Neufahrn bei Freising Von dem Schaukasten, in dem einmal die Speisekarte aushing, ist nur noch ein rostiger Rahmen übrig. Die Fenster der Gaststätte sind verrammelt, Efeu wuchert die Fassade empor. Vom Namen des einstigen Lokals sind lediglich einige wenige Buchstaben lesbar, die Farbe der restlichen ist längst abgeblättert. Es ist ein Bild, wie es wohl viele ehemalige Dorfwirtschaften in Bayern abgeben könnten. Gasthäuser, die über viele Jahrzehnte der wichtigste Treffpunkt für die Menschen im Ort waren. Für die es jedoch keine Zukunft mehr gibt und deren leere Hüllen nun verfallen und verrotten.

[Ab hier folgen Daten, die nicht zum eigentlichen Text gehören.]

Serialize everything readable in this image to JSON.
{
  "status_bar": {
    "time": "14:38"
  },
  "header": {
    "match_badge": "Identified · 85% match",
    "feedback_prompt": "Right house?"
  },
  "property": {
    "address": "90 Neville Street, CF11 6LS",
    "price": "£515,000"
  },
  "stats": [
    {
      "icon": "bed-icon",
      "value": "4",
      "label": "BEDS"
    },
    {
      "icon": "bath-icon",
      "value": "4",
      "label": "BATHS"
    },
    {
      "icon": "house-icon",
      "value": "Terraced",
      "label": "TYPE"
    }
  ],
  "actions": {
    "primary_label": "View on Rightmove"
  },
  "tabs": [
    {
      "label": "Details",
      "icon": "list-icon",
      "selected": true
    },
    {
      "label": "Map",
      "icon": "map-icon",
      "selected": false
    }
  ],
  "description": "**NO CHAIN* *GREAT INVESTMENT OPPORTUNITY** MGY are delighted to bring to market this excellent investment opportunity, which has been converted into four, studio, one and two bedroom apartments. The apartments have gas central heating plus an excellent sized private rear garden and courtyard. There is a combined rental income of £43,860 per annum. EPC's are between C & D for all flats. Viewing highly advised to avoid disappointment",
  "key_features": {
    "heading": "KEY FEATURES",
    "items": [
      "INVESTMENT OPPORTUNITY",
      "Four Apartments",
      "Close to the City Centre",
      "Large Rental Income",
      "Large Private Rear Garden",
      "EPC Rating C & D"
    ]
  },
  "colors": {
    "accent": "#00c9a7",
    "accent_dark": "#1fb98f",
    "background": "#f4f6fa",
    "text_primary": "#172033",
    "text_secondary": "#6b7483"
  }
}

Nicht erst seit Corona haben es viele Dorfwirtschaften in Bayern schwer. Immer mehr müssen schließen, Schätzungen zufolge hat der Freistaat in den vergangenen zehn Jahren etwa ein Viertel seiner Gasthäuser auf dem Land verloren. Die Gründe sind meist ähnlich: Das Geschäft läuft nicht mehr rentabel, es kommen zu wenig Gäste, die Wirtsleute finden keine Nachfolgerin und keinen Nachfolger, die beziehungsweise der den Betrieb übernimmt. Es bleibt nichts anderes übrig, als den Betrieb zu schließen.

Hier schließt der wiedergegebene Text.